Minkowski distance satisfies the properties of a metric (non-negativity, identity, symmetry, triangle inequality) for p ≥ 1. In vector databases and ANN, L1 and L2 are by far the most common; other p values are used in some research or domain-specific settings (e.g. robust statistics, image retrieval).

Support for general Minkowski in production VDBs is less common than for L2 and cosine. Practical tip: unless your domain explicitly uses a specific p (e.g. L1 for robust retrieval), default to L2 or cosine for nearest neighbor search and compare recall before adopting L1 or other p.

Choosing p

Choosing p trades off sensitivity to outliers: smaller p (e.g. L1) spreads influence across dimensions; larger p emphasizes the dimension with the biggest difference. For most embedding-based nearest neighbor workloads, sticking with L2 or cosine (and optionally L1 if the use case demands it) is standard.
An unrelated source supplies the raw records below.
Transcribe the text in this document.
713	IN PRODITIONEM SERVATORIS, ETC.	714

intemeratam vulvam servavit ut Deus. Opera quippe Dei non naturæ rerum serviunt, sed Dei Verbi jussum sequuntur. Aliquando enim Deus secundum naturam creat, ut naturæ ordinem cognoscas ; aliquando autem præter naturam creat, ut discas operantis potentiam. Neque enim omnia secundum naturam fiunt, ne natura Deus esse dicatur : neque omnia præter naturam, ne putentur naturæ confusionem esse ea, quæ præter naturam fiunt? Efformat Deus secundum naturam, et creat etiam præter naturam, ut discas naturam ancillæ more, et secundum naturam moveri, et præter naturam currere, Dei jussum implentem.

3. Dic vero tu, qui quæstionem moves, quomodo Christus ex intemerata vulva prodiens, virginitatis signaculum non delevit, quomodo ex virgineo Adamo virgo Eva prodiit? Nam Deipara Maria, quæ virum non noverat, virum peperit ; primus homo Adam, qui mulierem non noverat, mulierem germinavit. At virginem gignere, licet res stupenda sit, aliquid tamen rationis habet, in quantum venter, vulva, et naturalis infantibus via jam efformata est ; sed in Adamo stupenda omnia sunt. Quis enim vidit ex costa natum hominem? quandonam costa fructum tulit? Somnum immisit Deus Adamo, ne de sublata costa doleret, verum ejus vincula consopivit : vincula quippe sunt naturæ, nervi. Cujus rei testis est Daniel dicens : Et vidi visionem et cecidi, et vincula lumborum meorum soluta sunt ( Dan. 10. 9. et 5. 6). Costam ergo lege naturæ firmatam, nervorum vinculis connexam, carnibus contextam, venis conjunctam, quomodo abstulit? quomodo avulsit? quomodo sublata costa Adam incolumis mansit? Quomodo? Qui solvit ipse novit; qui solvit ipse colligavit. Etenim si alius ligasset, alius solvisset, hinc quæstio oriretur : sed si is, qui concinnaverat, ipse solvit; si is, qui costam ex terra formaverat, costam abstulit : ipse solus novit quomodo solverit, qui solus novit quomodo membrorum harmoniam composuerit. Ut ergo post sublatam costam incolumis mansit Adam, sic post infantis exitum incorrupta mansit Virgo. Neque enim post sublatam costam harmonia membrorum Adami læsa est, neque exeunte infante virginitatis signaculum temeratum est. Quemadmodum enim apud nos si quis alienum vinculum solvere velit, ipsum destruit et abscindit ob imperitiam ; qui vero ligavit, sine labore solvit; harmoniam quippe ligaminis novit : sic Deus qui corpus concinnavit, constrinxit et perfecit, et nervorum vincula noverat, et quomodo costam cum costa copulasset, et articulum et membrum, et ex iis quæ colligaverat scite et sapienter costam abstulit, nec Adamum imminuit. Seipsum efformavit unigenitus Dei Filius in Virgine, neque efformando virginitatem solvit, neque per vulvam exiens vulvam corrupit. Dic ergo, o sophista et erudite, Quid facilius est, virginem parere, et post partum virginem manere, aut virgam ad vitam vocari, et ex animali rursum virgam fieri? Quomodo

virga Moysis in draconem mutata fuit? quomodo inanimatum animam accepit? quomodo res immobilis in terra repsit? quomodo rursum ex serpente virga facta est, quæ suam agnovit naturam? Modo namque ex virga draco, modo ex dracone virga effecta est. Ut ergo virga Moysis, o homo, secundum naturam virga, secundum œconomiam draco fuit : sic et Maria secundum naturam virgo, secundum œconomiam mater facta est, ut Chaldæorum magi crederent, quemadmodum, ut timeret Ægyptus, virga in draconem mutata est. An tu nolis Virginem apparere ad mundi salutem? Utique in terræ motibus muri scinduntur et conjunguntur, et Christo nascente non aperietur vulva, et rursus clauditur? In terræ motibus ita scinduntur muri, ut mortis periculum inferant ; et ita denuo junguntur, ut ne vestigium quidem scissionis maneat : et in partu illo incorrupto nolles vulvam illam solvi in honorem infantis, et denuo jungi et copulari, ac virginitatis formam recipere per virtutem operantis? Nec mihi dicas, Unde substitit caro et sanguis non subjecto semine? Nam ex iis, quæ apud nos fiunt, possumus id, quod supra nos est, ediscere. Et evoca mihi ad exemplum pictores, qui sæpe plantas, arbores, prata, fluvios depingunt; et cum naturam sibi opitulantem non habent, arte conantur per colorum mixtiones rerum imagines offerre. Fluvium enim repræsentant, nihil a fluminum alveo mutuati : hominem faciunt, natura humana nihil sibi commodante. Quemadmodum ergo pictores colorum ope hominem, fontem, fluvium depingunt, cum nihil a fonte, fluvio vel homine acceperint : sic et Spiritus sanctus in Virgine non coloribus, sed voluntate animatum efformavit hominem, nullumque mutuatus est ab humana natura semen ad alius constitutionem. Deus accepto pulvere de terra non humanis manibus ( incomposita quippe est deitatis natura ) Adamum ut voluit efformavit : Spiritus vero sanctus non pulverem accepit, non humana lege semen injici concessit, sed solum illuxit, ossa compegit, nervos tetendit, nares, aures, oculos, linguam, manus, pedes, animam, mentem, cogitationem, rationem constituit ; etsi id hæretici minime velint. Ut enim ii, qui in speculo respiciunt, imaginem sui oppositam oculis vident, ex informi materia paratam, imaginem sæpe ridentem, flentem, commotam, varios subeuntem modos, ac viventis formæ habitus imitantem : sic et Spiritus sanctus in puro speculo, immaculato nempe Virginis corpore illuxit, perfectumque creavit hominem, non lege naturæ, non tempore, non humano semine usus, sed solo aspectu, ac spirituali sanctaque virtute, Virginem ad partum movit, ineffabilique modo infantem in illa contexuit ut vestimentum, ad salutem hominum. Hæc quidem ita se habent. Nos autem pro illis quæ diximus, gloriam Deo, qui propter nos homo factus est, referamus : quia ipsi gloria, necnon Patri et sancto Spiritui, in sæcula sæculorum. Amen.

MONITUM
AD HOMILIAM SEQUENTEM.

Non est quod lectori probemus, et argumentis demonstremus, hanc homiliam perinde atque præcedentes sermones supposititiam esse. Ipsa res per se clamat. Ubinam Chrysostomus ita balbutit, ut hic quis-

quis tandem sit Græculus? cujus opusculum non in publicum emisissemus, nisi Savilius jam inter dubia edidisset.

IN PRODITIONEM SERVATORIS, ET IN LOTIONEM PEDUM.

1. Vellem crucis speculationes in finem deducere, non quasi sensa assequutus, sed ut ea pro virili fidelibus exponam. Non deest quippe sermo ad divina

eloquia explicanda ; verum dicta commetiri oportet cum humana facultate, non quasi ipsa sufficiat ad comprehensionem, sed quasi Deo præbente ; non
Trade-off: L1 is more robust to a single dimension dominating; L2 is the “natural” Euclidean geometry and is heavily optimized in SIMD and index code. As p grows, the distance approaches the maximum coordinate difference (Chebyshev), useful in grid or game-like spaces. See when to use L2 vs. cosine for the common L2/cosine choice.

Pipeline and VDB support

Typical pipeline: pick L1 or L2 when creating the collection; most engines do not support arbitrary p. If you need a custom Minkowski p, check whether the engine supports custom distance functions or pre-transform your vectors so that L2 in the transformed space matches the desired behavior.

Practical tip: default to L2 (or cosine for text) unless you have a clear reason for L1 (e.g. sparse or count data, robustness to outliers). Computation overhead and hardware acceleration favor L2 and dot product; impact of distance metrics on recall can differ slightly between L1 and L2—validate on your data before committing.

Frequently Asked Questions

What is Chebyshev distance?

Limit of Minkowski as p → ∞: the maximum of |aᵢ − bᵢ| over dimensions. Used in some grid or game-based applications.

Do vector DBs support arbitrary p?

Most support L1 and L2; general Minkowski is rarer. Check your engine; custom distance functions covers non-standard metrics.

Why is L2 more common than other p?

L2 matches “natural” Euclidean geometry, is well optimized (SIMD, indexes), and many embedding models assume it or cosine. See when to use L2 vs. cosine.

Is Minkowski defined for p < 1?

For p < 1 the formula doesn’t satisfy the triangle inequality, so it’s not a metric. p ≥ 1 is standard.